So habe die Gemeinde vor zweieinhalb Jahren ein in Auftrag gegebenes Lärmschutzgutachten zum Bebauungsplan Eisbühl/Zwinkelweg auf ihrer Homepage veröffentlicht. Und Teil des Gutachtens war ein Kartenausschnitt aus dem Material der von der Kanzlei vertretenen Firma. In der Folge habe damals die Anwaltskanzlei die Gemeinde angeschrieben und auf eine illegale Veröffentlichung der Karte verwiesen.

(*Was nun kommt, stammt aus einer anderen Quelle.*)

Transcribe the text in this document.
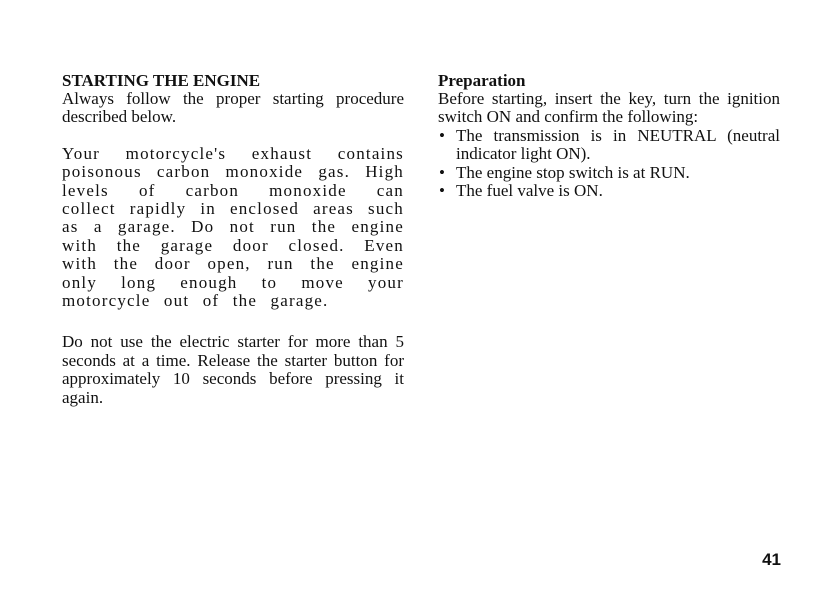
STARTING THE ENGINE

Always follow the proper starting procedure described below.

Your motorcycle's exhaust contains poisonous carbon monoxide gas. High levels of carbon monoxide can collect rapidly in enclosed areas such as a garage. Do not run the engine with the garage door closed. Even with the door open, run the engine only long enough to move your motorcycle out of the garage.

Do not use the electric starter for more than 5 seconds at a time. Release the starter button for approximately 10 seconds before pressing it again.

Preparation

Before starting, insert the key, turn the ignition switch ON and confirm the following:

• The transmission is in NEUTRAL (neutral indicator light ON).
• The engine stop switch is at RUN.
• The fuel valve is ON.
41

Für eine außergerichtliche Regelung seien von der Gemeinde ein Schadensersatz von 3000 Euro und eine Unterlassungserklärung verlangt worden. Bei Zuwiderhandlung sei eine Strafe von 5100 Euro zu bezahlen. Die Gemeinde sei den Forderungen nachgekommen und habe das angemahnte Dokument von der Internetseite entfernt, heißt es in der jetzt vorgelegten Bekanntgabe der Verwaltung.
Doch schon im September 2022 habe sich die Kanzlei erneut an die Gemeinde gewandt, weil das Dokument weiterhin auf der Homepage zu finden sei. Verbunden gewesen sei dies mit weiteren und höheren finanziellen Forderungen und einer „strafbewehrten Unterlassungserklärung“. Da die Gemeinde dies abgelehnt habe, habe es eine schriftliche Auseinandersetzung gegeben und die Kommune habe einen Anwalt eingeschaltet. Danach kam es dann im Januar 2023 zur Klage gegen die Gemeinde.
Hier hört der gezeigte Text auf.